How well is that shift happening here? It's slow going. But it's not for lack of effort.
The Chicago Metropolitan Agency for Planning has long had an extensive report, prepared in conjunction with other organizations, showing how to make bicycling safer. The Active Transportation Alliance has promoted the same and worked with municipalities in creating plans. Even IDOT is getting into the act by offering an online map on which bicyclists (and skaters and walkers) can identify safety hazards.

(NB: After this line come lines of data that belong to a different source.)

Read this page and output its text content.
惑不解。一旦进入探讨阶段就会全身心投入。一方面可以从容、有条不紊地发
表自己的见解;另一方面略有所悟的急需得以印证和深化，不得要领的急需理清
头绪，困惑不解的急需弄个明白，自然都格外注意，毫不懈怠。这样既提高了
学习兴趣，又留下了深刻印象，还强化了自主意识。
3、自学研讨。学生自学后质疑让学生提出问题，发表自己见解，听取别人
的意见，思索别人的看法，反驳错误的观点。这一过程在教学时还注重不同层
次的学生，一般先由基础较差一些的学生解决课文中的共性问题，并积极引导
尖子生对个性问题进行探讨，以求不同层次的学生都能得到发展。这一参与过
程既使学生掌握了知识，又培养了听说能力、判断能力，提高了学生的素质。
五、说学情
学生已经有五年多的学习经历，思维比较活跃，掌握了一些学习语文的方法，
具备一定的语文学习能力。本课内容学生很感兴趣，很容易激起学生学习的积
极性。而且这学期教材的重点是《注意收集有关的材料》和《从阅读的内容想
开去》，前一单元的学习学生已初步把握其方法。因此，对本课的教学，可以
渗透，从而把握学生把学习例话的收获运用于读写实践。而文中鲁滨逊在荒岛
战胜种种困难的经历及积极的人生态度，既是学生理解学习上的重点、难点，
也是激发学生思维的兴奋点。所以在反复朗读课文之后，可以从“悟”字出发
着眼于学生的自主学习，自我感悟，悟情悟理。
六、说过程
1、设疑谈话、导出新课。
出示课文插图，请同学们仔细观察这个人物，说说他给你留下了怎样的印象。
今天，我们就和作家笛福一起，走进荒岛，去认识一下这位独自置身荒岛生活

Many suburbs, or organizations within them like bike clubs, have been acting. Schaumburg, long dedicated to bicycling in the community, is weighing a four-year plan that would, among other things, look at improving safety and connecting routes around town. In other suburbs north to south, trail connections have been in the works and even are getting built.
And last week, Cook County released its report on a commitment to more safe bicycling. It's a plan recommending 90 miles of off-street paved paths, 150 miles of new side paths (it cites the one along Wise Road in Schaumburg as an example) and 230 miles of on-street bike routes.
The reports are great. The hard part is making all the plans a reality. Cook County's report emphasizes creating a "low-stress network" of bicycling routes, but the time horizon is long, such as when it says, "Construct at least 15 miles of sidepath on (county) right of way over the next 10 years." Considering that Austin, Texas, added 30 miles of protected bike lanes in the first two years of the pandemic, Cook County's timeline seems long. Which has been the pattern in our area.
The number of governments and agencies involved here certainly complicates matters. But we hope someday the Chicago area can top researchers' lists of metro areas supporting an increased demand for bicycling.